Aurora: a Mestiça
23 CAPÍTULO 21: Se anoitece minha sorte nunca chega
Durante os dias que se passaram, cogitei a possibilidade de fazer a entrevista da Chie. Gostei dos seus amigos do clube de jornalismo, eles pareciam boas pessoas. Chie vinha se tornando cada vez mais próxima de mim e de Méilie. Estudávamos e jantávamos juntas algumas vezes, já não insistia mais que eu fizesse a maldita entrevista.
Porém… as palavras de Kaila na discussão que ela teve com Ali, sobre eu me fazer de coitadinha e que todos tinham pena de mim ecoavam em minha cabeça. Eu não quero ser uma coitada.
Nas aulas práticas, em que eu tinha dificuldade, todos me olhavam com pena.
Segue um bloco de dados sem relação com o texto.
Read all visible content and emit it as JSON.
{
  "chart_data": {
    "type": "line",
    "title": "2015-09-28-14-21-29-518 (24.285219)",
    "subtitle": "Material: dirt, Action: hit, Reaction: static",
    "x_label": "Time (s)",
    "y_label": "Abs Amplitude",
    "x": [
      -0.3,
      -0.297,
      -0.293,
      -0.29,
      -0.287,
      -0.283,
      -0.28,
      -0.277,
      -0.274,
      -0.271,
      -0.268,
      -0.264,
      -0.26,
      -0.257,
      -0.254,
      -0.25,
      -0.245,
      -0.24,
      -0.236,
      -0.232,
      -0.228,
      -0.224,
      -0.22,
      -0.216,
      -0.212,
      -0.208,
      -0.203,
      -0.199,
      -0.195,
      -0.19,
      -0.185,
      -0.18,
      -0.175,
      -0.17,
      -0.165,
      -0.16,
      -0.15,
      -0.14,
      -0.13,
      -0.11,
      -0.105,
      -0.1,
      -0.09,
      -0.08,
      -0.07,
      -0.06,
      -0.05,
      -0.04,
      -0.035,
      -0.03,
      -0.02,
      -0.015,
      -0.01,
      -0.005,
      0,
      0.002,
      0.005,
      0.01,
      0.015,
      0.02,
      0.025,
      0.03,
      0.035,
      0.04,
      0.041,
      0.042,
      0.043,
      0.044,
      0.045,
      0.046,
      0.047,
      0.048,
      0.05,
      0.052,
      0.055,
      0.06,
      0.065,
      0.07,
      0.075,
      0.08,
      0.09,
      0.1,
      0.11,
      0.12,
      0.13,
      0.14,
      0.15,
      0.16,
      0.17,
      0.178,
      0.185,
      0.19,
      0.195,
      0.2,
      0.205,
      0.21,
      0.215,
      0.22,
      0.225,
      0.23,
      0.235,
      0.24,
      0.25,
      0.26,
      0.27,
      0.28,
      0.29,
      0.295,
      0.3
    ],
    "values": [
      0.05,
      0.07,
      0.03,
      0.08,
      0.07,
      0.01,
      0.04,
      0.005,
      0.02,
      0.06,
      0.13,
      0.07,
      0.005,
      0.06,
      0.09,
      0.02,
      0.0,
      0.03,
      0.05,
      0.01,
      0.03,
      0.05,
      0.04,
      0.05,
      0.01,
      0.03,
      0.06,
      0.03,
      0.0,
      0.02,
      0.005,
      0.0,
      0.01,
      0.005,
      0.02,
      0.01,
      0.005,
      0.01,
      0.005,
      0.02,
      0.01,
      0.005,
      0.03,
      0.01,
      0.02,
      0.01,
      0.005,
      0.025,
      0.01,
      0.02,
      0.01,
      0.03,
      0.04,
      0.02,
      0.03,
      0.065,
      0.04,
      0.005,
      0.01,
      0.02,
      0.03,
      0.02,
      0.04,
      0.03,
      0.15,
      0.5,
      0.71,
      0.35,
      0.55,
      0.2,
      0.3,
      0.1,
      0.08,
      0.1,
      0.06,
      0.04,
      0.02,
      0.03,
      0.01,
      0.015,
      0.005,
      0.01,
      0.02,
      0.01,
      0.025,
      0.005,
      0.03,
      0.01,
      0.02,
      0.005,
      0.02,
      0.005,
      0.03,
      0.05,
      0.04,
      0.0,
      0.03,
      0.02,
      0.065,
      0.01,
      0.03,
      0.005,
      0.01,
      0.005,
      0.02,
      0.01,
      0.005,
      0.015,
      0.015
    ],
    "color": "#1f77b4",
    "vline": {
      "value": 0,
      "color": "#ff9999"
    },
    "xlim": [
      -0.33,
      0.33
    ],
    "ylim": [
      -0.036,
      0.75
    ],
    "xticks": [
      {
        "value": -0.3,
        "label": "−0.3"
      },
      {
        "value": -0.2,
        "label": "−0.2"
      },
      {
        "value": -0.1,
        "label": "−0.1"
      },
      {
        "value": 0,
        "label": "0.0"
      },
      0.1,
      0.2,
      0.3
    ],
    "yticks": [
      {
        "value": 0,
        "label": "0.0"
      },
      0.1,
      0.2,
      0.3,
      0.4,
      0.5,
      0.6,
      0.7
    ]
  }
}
Quando o professor de biologia citava diferenças que ocorriam no corpo de um vampiro para um mestiço, todos me encaravam. Era desconfortável ser visto como um bichinho diferente e exótico. Talvez a entrevista, ao falar tudo o que eu penso, fosse a melhor solução.
O problema era que o meu medo era maior. Minha mente entrava em ação criando histórias futuras de que a entrevista teria um efeito contrário ao que eu desejava. Portanto, não falei com Chie.
Em um dos ensaios do clube, Ali não veio. Ele faltou a última aula também, nos disse que tinha problemas pessoais para resolver em casa e partiu para pegar um avião, já que o fuso horário de Plenluno até Tiwi era de mais de doze horas de diferença. Imaginei que tipo de problema pessoal um garoto rico e mimado teria. Será que aprontou alguma coisa?
Naquela noite, vi que ele mandou uma mensagem no grupo do clube de teatro.
— Foi mal, não vou poder ir ao ensaio hoje. Só voltarei amanhã à noite para a escola, prometo que darei o meu melhor quando voltar. — Era o que a mensagem dizia. A única coisa chata é que naquela noite todas as minhas cenas de ensaio eram com ele. Sem a sua companhia, tive a noite de folga.
Por outro lado, foi a noite mais feliz de Méilie, pois Mirela decidiu que ensaiariam as cenas entre a irmã do vampiro com o empregado da mansão, que eram os papéis dela e de Chang. Decidi ficar para ver a cena.
A personagem de Méilie provocava o personagem de Chang. Os dois atuavam em uma cena em que ela jogava xícaras ao chão para que ele as limpasse.
— Madmwazèl Johanne! Cansei de tais abusos teus! Me demitirei se não pretendes mudar tal comportamento! — Chang ameaçou, se recusando a pegar as xícaras de mentirinha jogadas no chão.
— Como ousas falar com sua senhora desta maneira? — Méilie colocou as mãos na cintura. — Devo-te punir por tal insolência…
Naquele momento, Méilei escorregou nos objetos e caiu nos braços do rapaz. Os dois se olharam corados, demoraram minutos pra se soltarem. Era impressão minha ou rolou um clima?
Os dois se afastaram constrangidos enquanto Mirela falava para repetirem a cena.
— Sem escorregar desta vez, Méilie! — Exigiu.
— Wi, wi!
Apesar dos rostos avermelhados, ambos tentaram se concentrar em seus papeis e evitaram contato visual, o que acarretou em mais interrupções de Mirela, ela era muito exigente com seus atores, já que queria que tudo fosse perfeito. Peguei meu celular para ver as horas, ainda estava cedo, decidi aproveitar o tempo para tentar encontrar Chie, torci para ter coragem de falar a ela sobre a entrevista.
Desci as escadas rapidamente e fui em direção a sala de jornalismo. Bati na porta e um garoto do clube abriu para mim, me convidando a entrar.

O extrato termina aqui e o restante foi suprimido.